PC2, Radio Penjaga Eksistensi Indonesia

Radio “gelap” AURI di Wonosari mengabarkan bahwa Indonesia masih eksis. Mematahkan monopoli berita miring Belanda.

Oleh: M.F. Mukthi | 07 Nov 2018
Boediardjo bersama Nyonya Pawirosetomo/Foto: repro buku "Siapa Sudi Saya Dongengi".

SAKING senangnya, Opsir Udara III Boediardjo dan beberapa kawannya melompat sambil tertawa girang. Mereka kemudian saling berpelukan. Tingkah-polah mereka pada dini hari 2 Maret 1949 itu membingungkan pemilik rumah, Pawirosetomo dan istri.

“Kami terangkan, bahwa siaran kami berhasil,” kenang Boediardjo dalam memoarnya, Siapa Sudi Saya Dongengi.

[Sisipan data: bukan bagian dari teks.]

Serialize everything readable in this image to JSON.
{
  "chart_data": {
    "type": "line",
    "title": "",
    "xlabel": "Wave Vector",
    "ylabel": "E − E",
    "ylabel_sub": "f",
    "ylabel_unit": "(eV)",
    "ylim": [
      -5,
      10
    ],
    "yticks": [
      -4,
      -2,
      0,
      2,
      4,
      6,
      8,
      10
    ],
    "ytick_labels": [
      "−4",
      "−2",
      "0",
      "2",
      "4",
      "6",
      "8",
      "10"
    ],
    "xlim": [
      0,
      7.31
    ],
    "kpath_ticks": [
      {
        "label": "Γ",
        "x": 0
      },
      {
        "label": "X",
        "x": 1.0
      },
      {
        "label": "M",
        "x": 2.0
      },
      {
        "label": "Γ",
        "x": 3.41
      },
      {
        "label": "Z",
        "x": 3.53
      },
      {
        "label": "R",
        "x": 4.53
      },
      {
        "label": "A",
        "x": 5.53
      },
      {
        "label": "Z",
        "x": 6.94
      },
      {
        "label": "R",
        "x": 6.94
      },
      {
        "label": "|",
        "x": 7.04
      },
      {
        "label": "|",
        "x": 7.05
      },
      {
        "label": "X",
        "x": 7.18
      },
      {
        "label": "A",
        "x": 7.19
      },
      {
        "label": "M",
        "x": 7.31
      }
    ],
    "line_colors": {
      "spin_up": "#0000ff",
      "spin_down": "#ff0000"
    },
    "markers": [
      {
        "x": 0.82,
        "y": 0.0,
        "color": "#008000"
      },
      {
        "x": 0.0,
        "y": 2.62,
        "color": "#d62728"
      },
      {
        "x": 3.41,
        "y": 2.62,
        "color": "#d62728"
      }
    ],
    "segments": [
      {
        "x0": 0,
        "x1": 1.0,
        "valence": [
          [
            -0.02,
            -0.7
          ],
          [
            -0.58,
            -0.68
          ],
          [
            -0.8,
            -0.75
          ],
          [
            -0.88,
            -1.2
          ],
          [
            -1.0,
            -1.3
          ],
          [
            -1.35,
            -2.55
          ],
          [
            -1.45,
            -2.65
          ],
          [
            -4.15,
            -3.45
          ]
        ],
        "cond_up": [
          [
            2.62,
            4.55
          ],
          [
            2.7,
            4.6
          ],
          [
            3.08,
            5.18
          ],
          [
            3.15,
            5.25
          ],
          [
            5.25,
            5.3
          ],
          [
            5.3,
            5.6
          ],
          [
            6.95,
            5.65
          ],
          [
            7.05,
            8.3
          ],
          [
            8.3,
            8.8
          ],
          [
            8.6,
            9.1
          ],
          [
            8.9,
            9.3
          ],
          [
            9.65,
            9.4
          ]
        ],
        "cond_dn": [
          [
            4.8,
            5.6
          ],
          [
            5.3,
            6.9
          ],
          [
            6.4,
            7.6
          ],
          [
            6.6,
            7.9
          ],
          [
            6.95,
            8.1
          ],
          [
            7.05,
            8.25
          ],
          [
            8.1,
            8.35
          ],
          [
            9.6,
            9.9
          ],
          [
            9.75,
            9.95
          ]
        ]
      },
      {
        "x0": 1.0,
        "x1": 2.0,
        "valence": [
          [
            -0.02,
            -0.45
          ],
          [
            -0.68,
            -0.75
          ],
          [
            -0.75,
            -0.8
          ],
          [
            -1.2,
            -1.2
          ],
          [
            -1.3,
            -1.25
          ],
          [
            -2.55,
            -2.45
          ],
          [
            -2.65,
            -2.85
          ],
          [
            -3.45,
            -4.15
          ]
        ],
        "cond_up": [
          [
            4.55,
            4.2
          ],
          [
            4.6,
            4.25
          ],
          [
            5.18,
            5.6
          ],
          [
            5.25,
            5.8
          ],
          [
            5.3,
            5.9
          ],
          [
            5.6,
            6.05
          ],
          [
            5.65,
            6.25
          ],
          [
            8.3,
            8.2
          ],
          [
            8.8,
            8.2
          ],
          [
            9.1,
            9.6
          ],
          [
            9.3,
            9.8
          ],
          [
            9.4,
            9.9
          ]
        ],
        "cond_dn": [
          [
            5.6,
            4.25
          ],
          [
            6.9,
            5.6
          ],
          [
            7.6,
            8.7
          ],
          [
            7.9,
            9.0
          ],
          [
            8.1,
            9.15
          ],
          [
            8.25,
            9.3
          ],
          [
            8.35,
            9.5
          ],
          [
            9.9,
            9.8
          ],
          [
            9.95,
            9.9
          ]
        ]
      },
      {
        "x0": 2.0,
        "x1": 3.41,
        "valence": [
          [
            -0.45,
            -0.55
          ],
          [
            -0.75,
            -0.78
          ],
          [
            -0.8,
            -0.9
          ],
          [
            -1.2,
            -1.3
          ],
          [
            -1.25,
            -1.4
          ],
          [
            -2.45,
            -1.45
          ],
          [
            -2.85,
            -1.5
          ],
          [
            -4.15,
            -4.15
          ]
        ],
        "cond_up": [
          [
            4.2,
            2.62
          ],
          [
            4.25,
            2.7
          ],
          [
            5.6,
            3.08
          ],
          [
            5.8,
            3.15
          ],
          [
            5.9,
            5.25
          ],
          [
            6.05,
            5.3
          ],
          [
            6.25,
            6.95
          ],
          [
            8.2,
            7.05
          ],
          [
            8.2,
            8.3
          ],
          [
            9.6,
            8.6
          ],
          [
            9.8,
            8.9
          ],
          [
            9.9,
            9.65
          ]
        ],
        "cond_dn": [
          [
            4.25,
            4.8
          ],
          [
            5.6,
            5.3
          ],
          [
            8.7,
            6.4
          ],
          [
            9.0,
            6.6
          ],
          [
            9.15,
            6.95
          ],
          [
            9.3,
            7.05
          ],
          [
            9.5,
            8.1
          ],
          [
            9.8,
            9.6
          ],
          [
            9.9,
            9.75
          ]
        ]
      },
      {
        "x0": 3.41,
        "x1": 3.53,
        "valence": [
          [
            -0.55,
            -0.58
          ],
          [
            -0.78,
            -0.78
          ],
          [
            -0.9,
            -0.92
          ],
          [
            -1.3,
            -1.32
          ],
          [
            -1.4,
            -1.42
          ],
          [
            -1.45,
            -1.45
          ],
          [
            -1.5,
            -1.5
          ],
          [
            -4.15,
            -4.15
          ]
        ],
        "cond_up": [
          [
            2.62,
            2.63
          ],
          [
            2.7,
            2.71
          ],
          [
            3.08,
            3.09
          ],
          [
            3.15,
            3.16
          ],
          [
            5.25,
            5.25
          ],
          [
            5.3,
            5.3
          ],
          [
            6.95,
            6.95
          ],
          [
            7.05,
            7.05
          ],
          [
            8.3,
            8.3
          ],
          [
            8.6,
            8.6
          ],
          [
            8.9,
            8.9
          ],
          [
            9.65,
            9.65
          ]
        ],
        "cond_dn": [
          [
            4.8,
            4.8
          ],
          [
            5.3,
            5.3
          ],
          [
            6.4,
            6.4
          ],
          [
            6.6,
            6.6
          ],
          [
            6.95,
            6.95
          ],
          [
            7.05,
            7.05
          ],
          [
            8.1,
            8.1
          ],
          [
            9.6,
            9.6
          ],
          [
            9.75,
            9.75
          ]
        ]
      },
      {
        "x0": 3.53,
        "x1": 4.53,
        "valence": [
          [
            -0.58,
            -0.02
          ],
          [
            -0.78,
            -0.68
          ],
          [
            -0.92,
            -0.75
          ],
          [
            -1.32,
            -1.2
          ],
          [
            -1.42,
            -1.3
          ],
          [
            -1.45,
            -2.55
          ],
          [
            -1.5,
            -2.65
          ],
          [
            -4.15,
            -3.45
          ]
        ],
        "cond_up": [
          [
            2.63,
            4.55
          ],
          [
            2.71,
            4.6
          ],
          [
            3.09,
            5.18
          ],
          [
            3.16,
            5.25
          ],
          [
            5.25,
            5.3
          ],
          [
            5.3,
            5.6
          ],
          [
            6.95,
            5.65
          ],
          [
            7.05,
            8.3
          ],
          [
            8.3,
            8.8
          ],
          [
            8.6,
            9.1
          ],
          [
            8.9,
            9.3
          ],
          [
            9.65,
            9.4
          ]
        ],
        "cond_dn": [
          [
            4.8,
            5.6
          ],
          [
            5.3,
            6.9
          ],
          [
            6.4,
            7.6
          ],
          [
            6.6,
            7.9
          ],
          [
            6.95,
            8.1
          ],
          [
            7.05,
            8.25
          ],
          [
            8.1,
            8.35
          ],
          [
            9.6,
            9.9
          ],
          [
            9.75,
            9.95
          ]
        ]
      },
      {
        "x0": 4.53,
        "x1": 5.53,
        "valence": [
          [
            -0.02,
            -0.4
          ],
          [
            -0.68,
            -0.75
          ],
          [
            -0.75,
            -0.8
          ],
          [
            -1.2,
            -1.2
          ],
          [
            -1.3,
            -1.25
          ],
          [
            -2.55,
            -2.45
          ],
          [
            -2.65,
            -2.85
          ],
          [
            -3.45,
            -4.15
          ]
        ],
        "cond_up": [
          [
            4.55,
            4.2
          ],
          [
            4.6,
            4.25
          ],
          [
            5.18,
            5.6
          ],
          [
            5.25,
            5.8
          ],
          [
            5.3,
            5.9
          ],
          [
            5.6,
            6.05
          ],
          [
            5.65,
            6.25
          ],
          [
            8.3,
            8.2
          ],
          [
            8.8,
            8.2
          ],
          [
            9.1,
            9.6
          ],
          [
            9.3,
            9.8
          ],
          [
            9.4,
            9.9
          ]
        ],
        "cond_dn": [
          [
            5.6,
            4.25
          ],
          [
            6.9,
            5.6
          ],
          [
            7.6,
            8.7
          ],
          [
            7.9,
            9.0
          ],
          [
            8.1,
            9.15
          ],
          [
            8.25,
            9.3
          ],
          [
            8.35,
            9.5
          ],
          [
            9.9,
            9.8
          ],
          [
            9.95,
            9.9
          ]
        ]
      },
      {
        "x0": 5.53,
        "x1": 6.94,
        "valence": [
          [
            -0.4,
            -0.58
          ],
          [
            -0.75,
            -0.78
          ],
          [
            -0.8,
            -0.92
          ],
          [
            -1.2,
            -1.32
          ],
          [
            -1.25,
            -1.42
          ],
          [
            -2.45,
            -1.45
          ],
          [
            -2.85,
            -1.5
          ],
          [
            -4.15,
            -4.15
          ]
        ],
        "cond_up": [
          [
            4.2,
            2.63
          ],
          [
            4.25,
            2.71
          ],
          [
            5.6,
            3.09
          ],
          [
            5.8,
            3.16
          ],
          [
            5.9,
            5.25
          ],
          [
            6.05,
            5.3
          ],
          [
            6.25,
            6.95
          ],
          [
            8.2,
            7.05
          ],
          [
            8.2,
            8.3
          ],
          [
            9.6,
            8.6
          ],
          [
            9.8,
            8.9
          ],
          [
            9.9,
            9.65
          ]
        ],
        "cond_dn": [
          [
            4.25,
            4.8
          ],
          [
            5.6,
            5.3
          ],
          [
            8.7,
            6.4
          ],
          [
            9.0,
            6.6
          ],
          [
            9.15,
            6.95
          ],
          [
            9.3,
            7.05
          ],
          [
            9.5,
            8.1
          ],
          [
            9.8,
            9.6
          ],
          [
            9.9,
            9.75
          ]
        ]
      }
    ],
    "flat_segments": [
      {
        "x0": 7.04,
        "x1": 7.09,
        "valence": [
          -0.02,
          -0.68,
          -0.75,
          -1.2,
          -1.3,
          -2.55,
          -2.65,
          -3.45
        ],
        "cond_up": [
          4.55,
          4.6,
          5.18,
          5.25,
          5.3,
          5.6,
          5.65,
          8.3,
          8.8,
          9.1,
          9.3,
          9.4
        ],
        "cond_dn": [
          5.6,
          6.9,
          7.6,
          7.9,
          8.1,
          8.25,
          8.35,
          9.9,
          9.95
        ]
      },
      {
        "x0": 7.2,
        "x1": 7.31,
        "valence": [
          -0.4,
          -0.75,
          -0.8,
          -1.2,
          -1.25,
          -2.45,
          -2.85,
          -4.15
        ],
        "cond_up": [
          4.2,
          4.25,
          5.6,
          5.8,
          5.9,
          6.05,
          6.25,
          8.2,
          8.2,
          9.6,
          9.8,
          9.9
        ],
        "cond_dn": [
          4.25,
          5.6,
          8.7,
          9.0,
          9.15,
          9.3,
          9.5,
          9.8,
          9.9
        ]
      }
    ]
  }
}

Siaran radio yang dimaksud Boediardjo bukan siaran dari stasiun radio untuk tujuan komersil, melainkan siaran radio dari PHB (Perhubungan Udara) Angkatan Udara Republik Indonesia (AURI). Siaran radio itu mengabarkan sebuah peristiwa penting yang menentukan kelanjutan eksistensi Republik Indonesia.

Advertising
Advertising

Siaran tersebut merupakan buntut dari rentetan peristiwa yang diawali dari pendudukan ibukota Yogyakarta oleh pasukan Belanda dalam Agresi Militer II, 19 Desember 1948. Akibat pendudukan itu, AURI tak hanya kehilangan kepala stafnya yang ditawan Belanda ke Bangka tapi juga terpaksa memindahkan markasnya ke luar Kota Yogyakarta tak sampai sebulan kemudian.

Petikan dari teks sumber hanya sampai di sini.